L'intérêt de ce vaccin réside dans le fait qu'il induit une séroconversion même en présence d'AOM à des titres élevés (données EPAR) et qu'il réduit donc la fenêtre de sensibilité. L'étude expérimentale, réalisée sur onze chiots de quatre semaines nés de mères vaccinées, a montré une séroconversion de 100 % des chiots dans les 52 jours qui ont suivi la vaccination. Sept des onze chiots ont montré une séroconversion précoce dès 21 jours post vaccination, les quatre autres ayant répondu plus tardivement. Il est possible que ces chiots aient été vaccinés indirectement et donc, plus tardivement, par les chiots hébergés dans la même enceinte et excréteurs de la souche vaccinale.

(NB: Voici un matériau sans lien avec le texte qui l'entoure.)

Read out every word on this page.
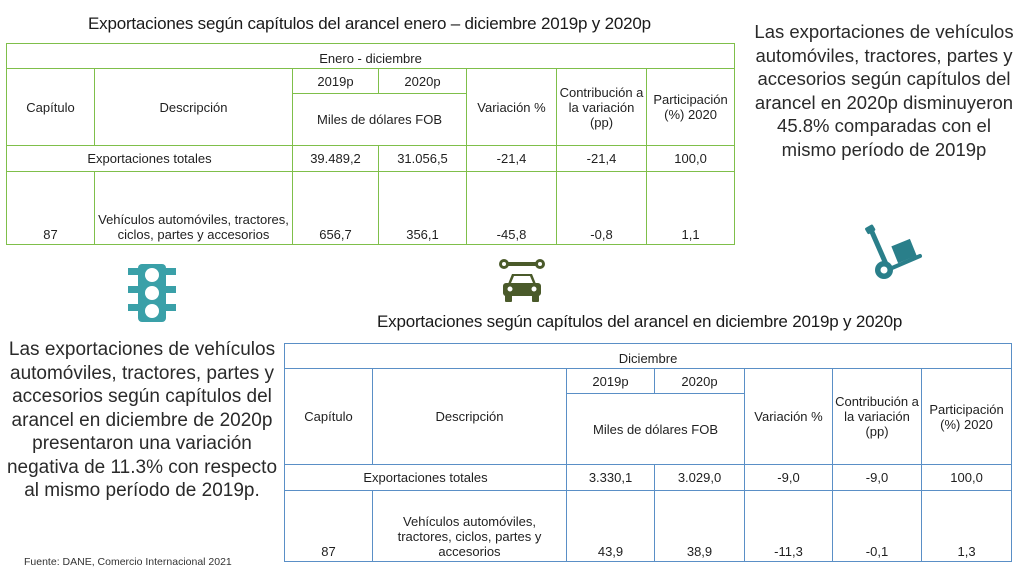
Exportaciones según capítulos del arancel enero – diciembre 2019p y 2020p
Enero - diciembre						
Capítulo	Descripción	2019p	2020p	Variación %	Contribución a la variación (pp)	Participación (%) 2020
		Miles de dólares FOB				
Exportaciones totales		39.489,2	31.056,5	-21,4	-21,4	100,0
87	Vehículos automóviles, tractores, ciclos, partes y accesorios	656,7	356,1	-45,8	-0,8	1,1
Las exportaciones de vehículos automóviles, tractores, partes y accesorios según capítulos del arancel en 2020p disminuyeron 45.8% comparadas con el mismo período de 2019p
Exportaciones según capítulos del arancel en diciembre 2019p y 2020p
Las exportaciones de vehículos automóviles, tractores, partes y accesorios según capítulos del arancel en diciembre de 2020p presentaron una variación negativa de 11.3% con respecto al mismo período de 2019p.
Fuente: DANE, Comercio Internacional 2021
Diciembre						
Capítulo	Descripción	2019p	2020p	Variación %	Contribución a la variación (pp)	Participación (%) 2020
		Miles de dólares FOB				
Exportaciones totales		3.330,1	3.029,0	-9,0	-9,0	100,0
87	Vehículos automóviles, tractores, ciclos, partes y accesorios	43,9	38,9	-11,3	-0,1	1,3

Dans une étude terrain, sur 87 chiots de races différentes, âgés de 4 à 6 semaines, 79 (91 %) ont présenté une séroconversion 21 jours après la vaccination (la séroconversion a été définie comme une augmentation de 25 % du titre en anticorps par rapport au titre mesuré à J-3 avant la vaccination).

Ce vaccin semble donc immunogène même en présence d'AOM. Il faut cependant noter que dans les études disponibles, il n'y a pas d'information sur la composition des vaccins utilisées pour les chiennes. Il est très probable qu'elles aient été vaccinées avec un vaccin contenant une souche CPV-2 ou CPV-2b, qui sont les souches vaccinales utilisées dans les vaccins actuellement commercialisés. Il sera important de vérifier si l'immunogénicité de ce vaccin recombinant restera similaire si les reproductrices ont été vaccinées avec un vaccin CPV-2c.

A ce jour, la durée d'immunité induite par ce vaccin n'a pas été évaluée au-delà d'une période de deux mois. Ce vaccin, réservé aux très jeunes chiots à partir de quatre semaines d'âge, est à proposer aussi bien dans les élevages que chez des particuliers. D'après les recommandations du fabriquant et en l'absence de données complémentaires, il est nécessaire de re-vacciner les chiots en suivant un protocole classique à 12 et 16 semaines d'âge. Il faut également noter qu'il n'est pas recommandé de l'utiliser simultanément avec le vaccin L4.